Sua sobrevivência ao campo de concentração de Clevelândia, no Oiapoque,
e sua fuga através da fronteira com a Guiana, atravessando a selva amazônica,
tinha algo de cinematográfico, impressionante, sendo batizado assim
de Bakunin brasileiro pelas suas audaciosas fugas da polícia, pela coragem,
por sua persistência e resistência às péssimas condições e torturas
nas prisões, assim como pelos seus discursos agressivos e coerentes.
Depois
de sua fuga mais espetacular até então, muda-se para São Paulo onde
volta à ativa no Comitê de agitação pró-Sacco e Vanzetti, da FOSP. Em
São Paulo conhece ainda mais as prisões e a tortura. Sua última prisão
foi ao voltar do Rio Grande do Sul, tendo escapado anteriormente da
polícia inúmeras vezes, é encarcerado finalmente na difamada Bastilha
de Cambuci, odiada pela população por sua clara função repressiva e
pelas condições com que eram tratados os presos. Lá passou alguns meses
numa cela escura, sem janela, onde recebia pouca comida e permanecia
incomunicável. Da cela foi retirado pela polícia com o corpo coberto
de chagas e atirado na mata de Sengés, no interior paulista. Conseguiu
atravessar a mata, chegando em situação deplorável a um povoado, de
onde escreveu uma carta para velhos companheiros. Estes enviaram-lhe
uma pessoa insuspeita da polícia com algum dinheiro para que sobrevivesse
algum tempo. Esta foi a última pessoa a dar notícias de Domingos. As
únicas notícias posteriores são as de boatos.
Em
sua história de luta do Rio de Janeiro a São Paulo, Paraná e Rio Grande
do Sul, enfrentou tanto a polícia como os políticos reacionários do
PCB, que se utilizavam dos métodos mais covardes para tirar as organizações
sindicais das mãos dos trabalhadores e controlá-las para suas próprias
finalidades. Muito contribuiu então para a manutenção da autonomia sindical,
a organização libertária dos trabalhadores, os ideais revolucionários,
a resistência à repressão policial, além de contribuir com seu maior
talento: a agitação.
Evocamos
este bravo lutador, inconformado de sua penúria, insurgente do povo,
que com imensa coragem enfrentou a ordem da miséria e da injustiça.

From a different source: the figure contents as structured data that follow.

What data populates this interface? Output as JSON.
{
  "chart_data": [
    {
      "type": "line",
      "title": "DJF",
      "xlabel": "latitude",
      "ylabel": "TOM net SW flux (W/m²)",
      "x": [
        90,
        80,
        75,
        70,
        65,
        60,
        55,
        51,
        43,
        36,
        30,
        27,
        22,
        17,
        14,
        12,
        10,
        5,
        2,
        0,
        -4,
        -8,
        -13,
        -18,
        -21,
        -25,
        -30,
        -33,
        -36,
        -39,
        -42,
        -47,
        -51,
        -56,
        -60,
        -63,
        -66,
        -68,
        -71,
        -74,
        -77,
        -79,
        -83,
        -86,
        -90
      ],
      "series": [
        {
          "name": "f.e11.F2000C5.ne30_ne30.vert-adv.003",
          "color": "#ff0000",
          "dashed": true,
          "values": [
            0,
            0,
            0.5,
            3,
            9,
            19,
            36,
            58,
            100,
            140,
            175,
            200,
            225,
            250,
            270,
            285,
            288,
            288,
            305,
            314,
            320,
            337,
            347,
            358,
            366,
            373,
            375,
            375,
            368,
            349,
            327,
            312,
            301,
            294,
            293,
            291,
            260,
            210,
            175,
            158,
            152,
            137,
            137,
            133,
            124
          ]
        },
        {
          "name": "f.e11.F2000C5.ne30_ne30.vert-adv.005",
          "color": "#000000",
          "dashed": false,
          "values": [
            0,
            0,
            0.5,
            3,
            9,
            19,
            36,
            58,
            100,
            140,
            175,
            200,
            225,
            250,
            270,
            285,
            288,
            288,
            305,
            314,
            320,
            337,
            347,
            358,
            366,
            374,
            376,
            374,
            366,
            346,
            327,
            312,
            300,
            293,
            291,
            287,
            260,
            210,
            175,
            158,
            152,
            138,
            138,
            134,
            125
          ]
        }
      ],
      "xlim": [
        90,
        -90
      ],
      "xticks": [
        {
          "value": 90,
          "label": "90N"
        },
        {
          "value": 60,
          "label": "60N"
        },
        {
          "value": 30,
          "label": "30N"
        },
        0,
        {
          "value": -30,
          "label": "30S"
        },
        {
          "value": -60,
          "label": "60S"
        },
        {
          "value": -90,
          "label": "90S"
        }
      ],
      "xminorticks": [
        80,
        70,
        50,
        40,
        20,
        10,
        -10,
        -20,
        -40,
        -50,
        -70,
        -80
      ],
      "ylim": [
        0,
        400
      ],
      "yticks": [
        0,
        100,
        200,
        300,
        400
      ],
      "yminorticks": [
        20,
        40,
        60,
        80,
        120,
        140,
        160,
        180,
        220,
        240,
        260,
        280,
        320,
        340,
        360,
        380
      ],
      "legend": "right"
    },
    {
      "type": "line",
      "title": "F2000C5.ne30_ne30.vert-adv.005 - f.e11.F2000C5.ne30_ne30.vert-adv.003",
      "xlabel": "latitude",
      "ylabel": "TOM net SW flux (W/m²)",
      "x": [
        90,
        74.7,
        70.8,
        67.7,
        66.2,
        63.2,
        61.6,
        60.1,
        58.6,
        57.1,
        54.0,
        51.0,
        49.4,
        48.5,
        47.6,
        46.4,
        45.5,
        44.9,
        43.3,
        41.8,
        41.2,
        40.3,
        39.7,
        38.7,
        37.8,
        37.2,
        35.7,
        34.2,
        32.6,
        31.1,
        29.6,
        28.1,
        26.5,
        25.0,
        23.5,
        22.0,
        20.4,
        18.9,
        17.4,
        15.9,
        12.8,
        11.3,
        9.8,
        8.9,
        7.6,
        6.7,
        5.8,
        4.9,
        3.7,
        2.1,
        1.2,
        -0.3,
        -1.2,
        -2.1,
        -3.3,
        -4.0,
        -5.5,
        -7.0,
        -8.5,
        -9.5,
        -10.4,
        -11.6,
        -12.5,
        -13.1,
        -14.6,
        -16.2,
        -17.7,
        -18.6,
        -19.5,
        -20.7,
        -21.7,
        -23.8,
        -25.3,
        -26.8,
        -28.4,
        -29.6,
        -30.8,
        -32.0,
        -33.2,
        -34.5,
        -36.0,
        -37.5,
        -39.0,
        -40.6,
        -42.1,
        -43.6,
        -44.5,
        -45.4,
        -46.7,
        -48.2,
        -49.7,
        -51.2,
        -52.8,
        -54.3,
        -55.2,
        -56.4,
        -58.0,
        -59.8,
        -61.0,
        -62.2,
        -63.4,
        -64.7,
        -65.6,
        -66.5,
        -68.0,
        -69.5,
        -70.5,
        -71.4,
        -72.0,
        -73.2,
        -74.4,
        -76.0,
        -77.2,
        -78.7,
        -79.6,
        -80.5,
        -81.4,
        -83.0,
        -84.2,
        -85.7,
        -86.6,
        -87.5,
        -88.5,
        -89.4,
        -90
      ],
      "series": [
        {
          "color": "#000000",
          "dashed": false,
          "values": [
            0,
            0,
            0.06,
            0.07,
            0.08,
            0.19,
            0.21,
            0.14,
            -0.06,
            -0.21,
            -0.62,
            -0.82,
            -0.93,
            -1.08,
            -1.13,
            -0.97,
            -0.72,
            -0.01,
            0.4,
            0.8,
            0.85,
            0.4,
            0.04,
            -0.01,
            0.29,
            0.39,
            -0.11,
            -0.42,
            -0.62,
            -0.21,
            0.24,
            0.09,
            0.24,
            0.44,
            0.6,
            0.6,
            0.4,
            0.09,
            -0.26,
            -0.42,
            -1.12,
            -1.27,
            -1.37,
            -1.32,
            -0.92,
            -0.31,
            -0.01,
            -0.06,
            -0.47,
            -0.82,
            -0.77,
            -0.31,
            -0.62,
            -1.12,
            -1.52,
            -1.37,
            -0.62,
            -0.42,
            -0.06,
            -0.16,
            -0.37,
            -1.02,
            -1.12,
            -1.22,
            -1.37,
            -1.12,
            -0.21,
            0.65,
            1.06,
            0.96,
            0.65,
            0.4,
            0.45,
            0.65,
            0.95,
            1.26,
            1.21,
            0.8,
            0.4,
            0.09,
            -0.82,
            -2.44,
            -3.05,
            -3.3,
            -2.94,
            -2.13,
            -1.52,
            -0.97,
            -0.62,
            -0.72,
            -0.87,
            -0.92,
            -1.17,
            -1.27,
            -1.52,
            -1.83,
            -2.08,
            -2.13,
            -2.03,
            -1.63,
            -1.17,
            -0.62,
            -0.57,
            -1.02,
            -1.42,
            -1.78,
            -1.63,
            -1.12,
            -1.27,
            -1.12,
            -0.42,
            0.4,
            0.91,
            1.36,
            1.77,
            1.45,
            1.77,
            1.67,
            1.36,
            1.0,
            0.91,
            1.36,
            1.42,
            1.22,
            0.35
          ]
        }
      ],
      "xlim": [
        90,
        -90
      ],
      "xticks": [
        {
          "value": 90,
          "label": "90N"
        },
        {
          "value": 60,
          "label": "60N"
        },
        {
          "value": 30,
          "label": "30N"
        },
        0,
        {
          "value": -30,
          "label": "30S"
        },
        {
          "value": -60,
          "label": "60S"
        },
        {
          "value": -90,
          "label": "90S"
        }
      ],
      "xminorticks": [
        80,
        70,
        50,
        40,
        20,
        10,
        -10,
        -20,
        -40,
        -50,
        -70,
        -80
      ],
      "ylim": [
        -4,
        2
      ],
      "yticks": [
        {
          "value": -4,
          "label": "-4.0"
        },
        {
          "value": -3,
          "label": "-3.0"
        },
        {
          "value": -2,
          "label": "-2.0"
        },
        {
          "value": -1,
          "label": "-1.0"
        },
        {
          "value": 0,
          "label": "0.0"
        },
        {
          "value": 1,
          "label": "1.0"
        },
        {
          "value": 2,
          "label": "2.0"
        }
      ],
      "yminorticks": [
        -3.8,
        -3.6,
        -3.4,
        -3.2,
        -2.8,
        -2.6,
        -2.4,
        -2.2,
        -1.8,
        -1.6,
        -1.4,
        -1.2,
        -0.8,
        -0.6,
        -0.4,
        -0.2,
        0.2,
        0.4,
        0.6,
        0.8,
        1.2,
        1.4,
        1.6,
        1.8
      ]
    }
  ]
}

Insurgiu-se contra a opressão reinante, combateu os mercenários e carrascos
dos donos do poder, deu o sangue para abrir com seus companheiros o
caminho para uma nova ordem, uma ordem de pão e de justiça. Evocamos
um combatente digno, convicto em seus ideais, coerente na sua vida,
cujas feridas não lhe venceram, um homem de ferro.
Por
que a vida é luta!!!
Viva os que lutam!!!
Domingos Passos
Vive!!!
Coletivo
Domingos Passos - Niterói, 2001.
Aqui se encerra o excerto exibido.